Quando Yunpeng Wang era um adolescente, a ópera parecia um mundo distante. “Só havia uma companhia chinesa, que cantava Mozart, Rossini, Verdi, tudo em chinês. Cantar ópera era uma possibilidade remota. Nos anos 1990, o gênero não havia sido reconhecido como algo que podia fazer parte da cultura chinesa”, ele lembra.
Desde então, o quadro mudou consideravelmente Wang é um dos 11 cantores chineses que, nos últimos anos, integraram os concorridos programas de formação de casas de óperas como o Scala de Milão e o Metropolitan Opera House de Nova York – casos que dificilmente podem ser considerados isolados, e que apontam para uma importância cada vez maior da música clássica e da ópera dentro do país.
A partir do dia 12, Wang canta na produção do Teatro Municipal de São Paulo de Pélleas et Mélisande, de Debussy. Antes disso, nesta segunda, 1º/10, sobe ao palco do Teatro Sérgio Cardoso a Orquestra Zejhiang, para concerto com um time de solistas que inclui a soprano chinesa Wang Ying e o tenor brasileiro Giovanni Tristacci e tem regência do maestro Francis Kan.
Amanhã, é a vez da pianista Yuja Wang fazer recital na Sala São Paulo, pela Cultura Artística. Estrela internacional, Wang é conhecida tanto pelas interpretações arrojadas quanto pela ligação com o mundo da moda. E, nos dias 11, 12 e 13, o violinista Ning Feng sola com a Orquestra Sinfônica do Estado de São Paulo – que pretende, com ele como convidado, realizar uma turnê chinesa no ano que vem.
Os números são claros. Há hoje na China cerca de 40 milhões de estudantes de piano, 10 milhões alunos de violino. Segundo dados da Associação Musical da China, os principais conservatórios do país costumam lidar com filas de espera de 200 mil candidatos. A indústria fabrica e vende 1 milhão de violinos por ano e 6 milhões de violões.

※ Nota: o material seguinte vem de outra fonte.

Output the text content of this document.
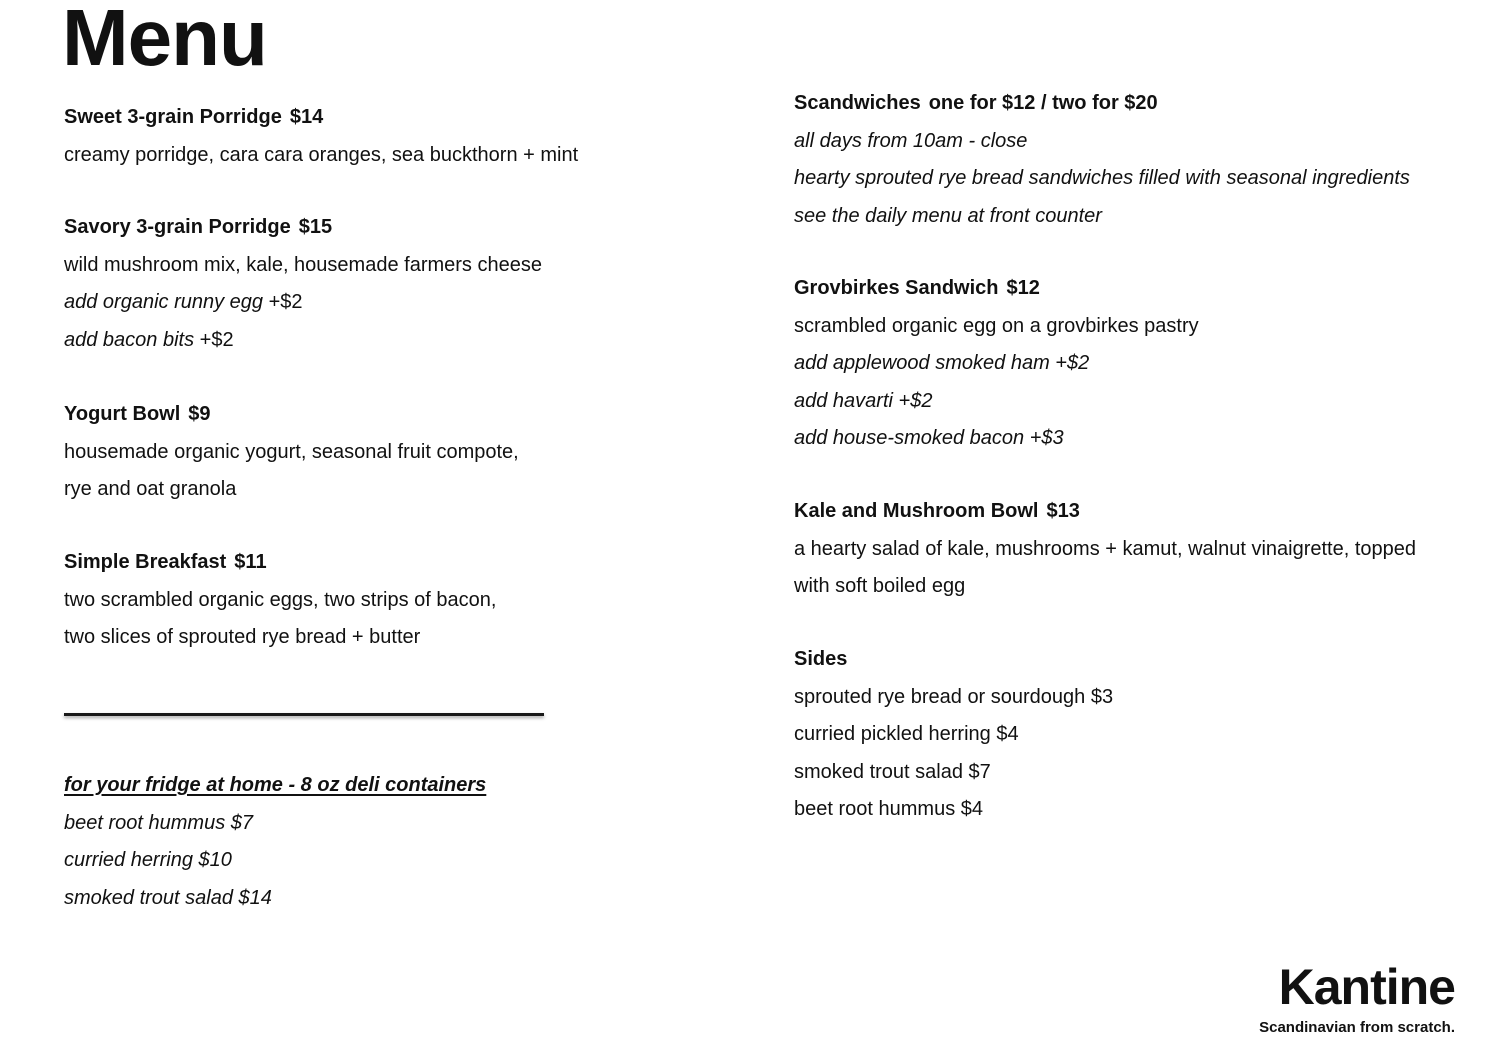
Menu
Sweet 3-grain Porridge $14
creamy porridge, cara cara oranges, sea buckthorn + mint
Savory 3-grain Porridge $15
wild mushroom mix, kale, housemade farmers cheese
add organic runny egg +$2
add bacon bits +$2
Yogurt Bowl $9
housemade organic yogurt, seasonal fruit compote,
rye and oat granola
Simple Breakfast $11
two scrambled organic eggs, two strips of bacon,
two slices of sprouted rye bread + butter
for your fridge at home - 8 oz deli containers
beet root hummus $7
curried herring $10
smoked trout salad $14
Scandwiches one for $12 / two for $20
all days from 10am - close
hearty sprouted rye bread sandwiches filled with seasonal ingredients
see the daily menu at front counter
Grovbirkes Sandwich $12
scrambled organic egg on a grovbirkes pastry
add applewood smoked ham +$2
add havarti +$2
add house-smoked bacon +$3
Kale and Mushroom Bowl $13
a hearty salad of kale, mushrooms + kamut, walnut vinaigrette, topped
with soft boiled egg
Sides
sprouted rye bread or sourdough $3
curried pickled herring $4
smoked trout salad $7
beet root hummus $4
Kantine
Scandinavian from scratch.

Nos últimos dez anos, surgiram cinco grandes casas de óperas e salas de concertos e elas não param de ser construídas: em 2019, será inaugurada a Sala da Filarmônica Chinesa, em Xangai. Mais: a Juilliard School of Music, uma das principais escolas de música do mundo, sediada em Nova York, inaugura também no ano que vem uma filial chinesa de 350 mil m² em Tianjin.
“A Revolução Cultural afastou o país da cultura ocidental, mas a partir do final dos anos 1970 houve uma reaproximação”, informa Yupeng Wang. “Mas demorou para que a música clássica ganhasse espaço de fato, para que o país percebesse que o gênero poderia fazer parte da nossa tradição”, explica. “Se comparamos o cenário atual com o de 20, 30 anos atrás, o que vemos é um número maior de orquestras, de salas de concertos. Não há dúvida de que a música clássica está se tornando cada vez mais popular. E entre os compositores, há uma mistura que vem do uso de técnicas ocidentais com elementos chineses”, afirma ainda Kan.
Ning Feng deixou a China na adolescência, com destino a Londres, onde estudou na Royal Academy of Music. Yuja Wang, por sua vez, mudou-se aos 14 anos para os Estados Unidos, fixando-se na Filadélfia, onde teve aulas no Curtis Institute – e diz que sua lembrança principal no país natal era a de um ambiente “altamente competitivo”.
Com 15 anos, Yunpeng Wang chegou a Pequim vindo de Shenzen, para estudar no conservatório nacional, na época a única escola capaz de oferecer formação de excelência a um artista que, depois de ouvir os Três Tenores, resolveu deixar de lado a música folclórica chinesa para cantar ópera. “Esse quadro mudou muito rápido, em menos de vinte anos, e isso me parece espantoso”, conta o barítono. “Além do fato de que hoje temos acesso a um legado incrível de gravações dos maiores artistas da história, uma tradição com a qual podemos nos identificar e com a qual aprendemos. Não se trata de copiar, mas de compreender. E acho que dá para falar já em um estilo asiático de canto, mais delicado, claro”, completa.
Yunpeng está com 35 anos; Feng, com 36; e Yuja, com 31. São todos representantes dessas primeiras novas gerações formadas à luz de uma nova realidade cultural. “Um dado fundamental é perceber que a certa altura alguns grandes talentos começam a voltar para a China após estudar no exterior, e isso leva a uma nova realidade do ponto de vista da formação”, diz Kan. “Nosso grande desafio é hoje escolher entre tantos jovens talentosos.”
As informações são do jornal O Estado de S. Paulo.